The draft resolution was introduced by Egypt and declares a freeze on settlements "essential for salvaging the two-state solution.” It says the ones that exist represent a “flagrant violation under international law.” The language put the US in a tough bind — on one hand, its formal policy is to oppose Israeli settlements; on the other hand, it typically serves as Israel’s only shield from international criticism at the UN. An abstention would’ve been the best way to avoid contradicting its stance on settlements while criticizing Israel at the same time.
But hours before the vote, Egypt moved to delay it, saying that it came under pressure from Israel to do so. Given the absence of any concrete timetables at the moment, it’s possible that the vote will be delayed until after Obama leaves office.
Obama is leaving office at a relative low point in US-Israeli relations. While he provided Israel with a bigger military aid package than any president in history and vetoed UN condemnations of settlements in the past, he had a tense and at times outright hostile relationship with the right-wing Netanyahu. Among other things, they clashed over Israeli settlement expansion and the terms of the Iran deal. Obama failed to ever get talks started regarding a possible Israeli-Palestinian peace deal; if an enduring Israeli-Palestinian deal is ever struck, Obama will not be considered a contributor to the accomplishment.
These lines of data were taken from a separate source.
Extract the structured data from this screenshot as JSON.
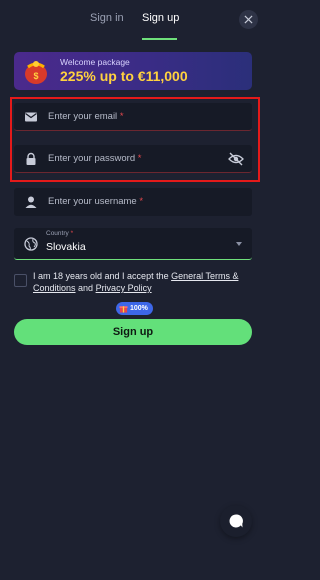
{
  "tabs": {
    "signin_label": "Sign in",
    "signup_label": "Sign up",
    "active": "Sign up"
  },
  "banner": {
    "subtitle": "Welcome package",
    "headline": "225% up to €11,000"
  },
  "fields": {
    "email": {
      "placeholder": "Enter your email",
      "required_mark": "*",
      "icon": "mail-icon"
    },
    "password": {
      "placeholder": "Enter your password",
      "required_mark": "*",
      "icon": "lock-icon",
      "toggle_icon": "eye-off-icon"
    },
    "username": {
      "placeholder": "Enter your username",
      "required_mark": "*",
      "icon": "person-icon"
    }
  },
  "country": {
    "label": "Country",
    "required_mark": "*",
    "value": "Slovakia",
    "icon": "globe-icon"
  },
  "terms": {
    "text_before": "I am 18 years old and I accept the ",
    "link_terms": "General Terms & Conditions",
    "text_mid": " and ",
    "link_privacy": "Privacy Policy"
  },
  "badge": {
    "label": "100%"
  },
  "submit": {
    "label": "Sign up"
  },
  "colors": {
    "background": "#1d2130",
    "accent": "#63e07a",
    "highlight": "#e41a1a",
    "banner_text": "#ffd23f"
  }
}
If the vote on the settlement resolution is held when Trump takes office, it’s safe to assume it will be vetoed. Trump’s time in office is likely to align US foreign policy with Israel’s most hawkish tendencies on dealing with Palestinian territory. His pick for ambassador to Israel, a bankruptcy lawyer named David Friedman, has expressed a series of stances that, in the words of my colleague Zack Beauchamp, represent the “most hard-right approach to the Israeli-Palestinian conflict of any US ambassador to Israel in history.”
Friedman rejects the two-state solution, vocally supports expanding settlements in the West Bank, and wants to move the US embassy from Tel Aviv to Jerusalem. He’s such a staunch advocate for Israeli expansionism that he’s argued that liberal American Jews who advocate for the two-state solution are “worse” than kapos — Jews who helped Nazis run concentration camps in exchange for special privileges.
Regardless of what happens with this UN vote, the Israeli hard right is eagerly awaiting January 20.